One thing is for sure: If it were determined that anorexia contributed to Jackson’s death, it would change the popular image of the illness forever. Many Americans had never heard of anorexia before Karen Carpenter died. Now the disease is well-known, but it’s mostly associated in people’s minds with young, white women, not middle-aged, black (or formerly black) men.
Estimates of the proportion of men among anorexics range from 1 in 10 to as many as 1 in 4. One reason the numbers are hard to pin down is that many doctors still fail to diagnose anorexia in men, assuming that weight fixation is a woman thing. But the truth is that men can torment their bodies, too, and for a similarly wide range of reasons, ranging from perfectionism to identity confusion to sexual abuse.

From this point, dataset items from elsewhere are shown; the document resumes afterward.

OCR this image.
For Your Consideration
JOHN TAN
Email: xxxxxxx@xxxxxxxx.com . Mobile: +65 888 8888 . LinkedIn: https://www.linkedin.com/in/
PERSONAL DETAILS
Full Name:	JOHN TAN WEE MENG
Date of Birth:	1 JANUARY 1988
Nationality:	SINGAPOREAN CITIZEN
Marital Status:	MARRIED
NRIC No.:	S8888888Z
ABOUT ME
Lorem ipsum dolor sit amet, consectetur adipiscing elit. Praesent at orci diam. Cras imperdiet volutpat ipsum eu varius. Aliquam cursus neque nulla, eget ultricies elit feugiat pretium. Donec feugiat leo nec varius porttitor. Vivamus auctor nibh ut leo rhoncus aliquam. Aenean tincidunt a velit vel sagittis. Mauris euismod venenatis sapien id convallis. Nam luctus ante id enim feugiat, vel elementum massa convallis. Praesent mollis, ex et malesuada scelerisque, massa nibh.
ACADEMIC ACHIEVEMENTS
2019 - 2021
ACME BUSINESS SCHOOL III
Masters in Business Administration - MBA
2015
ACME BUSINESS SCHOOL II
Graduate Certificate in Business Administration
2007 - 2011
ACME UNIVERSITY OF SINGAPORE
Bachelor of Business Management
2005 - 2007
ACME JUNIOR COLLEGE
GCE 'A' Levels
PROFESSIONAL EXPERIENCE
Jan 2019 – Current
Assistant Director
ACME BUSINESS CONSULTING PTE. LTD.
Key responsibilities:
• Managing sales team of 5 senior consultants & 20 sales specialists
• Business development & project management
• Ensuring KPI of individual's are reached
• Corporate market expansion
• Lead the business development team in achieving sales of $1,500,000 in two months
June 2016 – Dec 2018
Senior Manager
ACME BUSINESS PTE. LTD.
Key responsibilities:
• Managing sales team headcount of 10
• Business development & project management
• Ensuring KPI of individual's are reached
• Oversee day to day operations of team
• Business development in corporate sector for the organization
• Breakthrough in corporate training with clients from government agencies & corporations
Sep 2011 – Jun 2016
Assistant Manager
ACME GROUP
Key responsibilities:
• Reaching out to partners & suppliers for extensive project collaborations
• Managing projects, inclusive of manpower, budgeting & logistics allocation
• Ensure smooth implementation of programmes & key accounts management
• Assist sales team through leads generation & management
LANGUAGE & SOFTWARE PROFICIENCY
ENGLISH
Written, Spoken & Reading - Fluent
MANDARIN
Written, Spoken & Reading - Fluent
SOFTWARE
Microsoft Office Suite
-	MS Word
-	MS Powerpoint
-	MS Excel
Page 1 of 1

Interestingly, several other male singers have acknowledged battling eating disorders. Caleb Followill of Kings of Leon and Daniel Johns of Silverchair both admitted to struggling with anorexia as teenagers, while Justin Hawkins, the former lead singer of the Darkness, has said he vomited and used laxatives in an attempt to stay thin. Their explanations have varied, with Hawkins saying he was anxious about how he would look onstage and Johns attributing his illness more to depression and his having been beaten up regularly outside of school.
Was Jackson part of this club, too? We don’t know yet. But if he were, it would be just one more stereotype he shattered.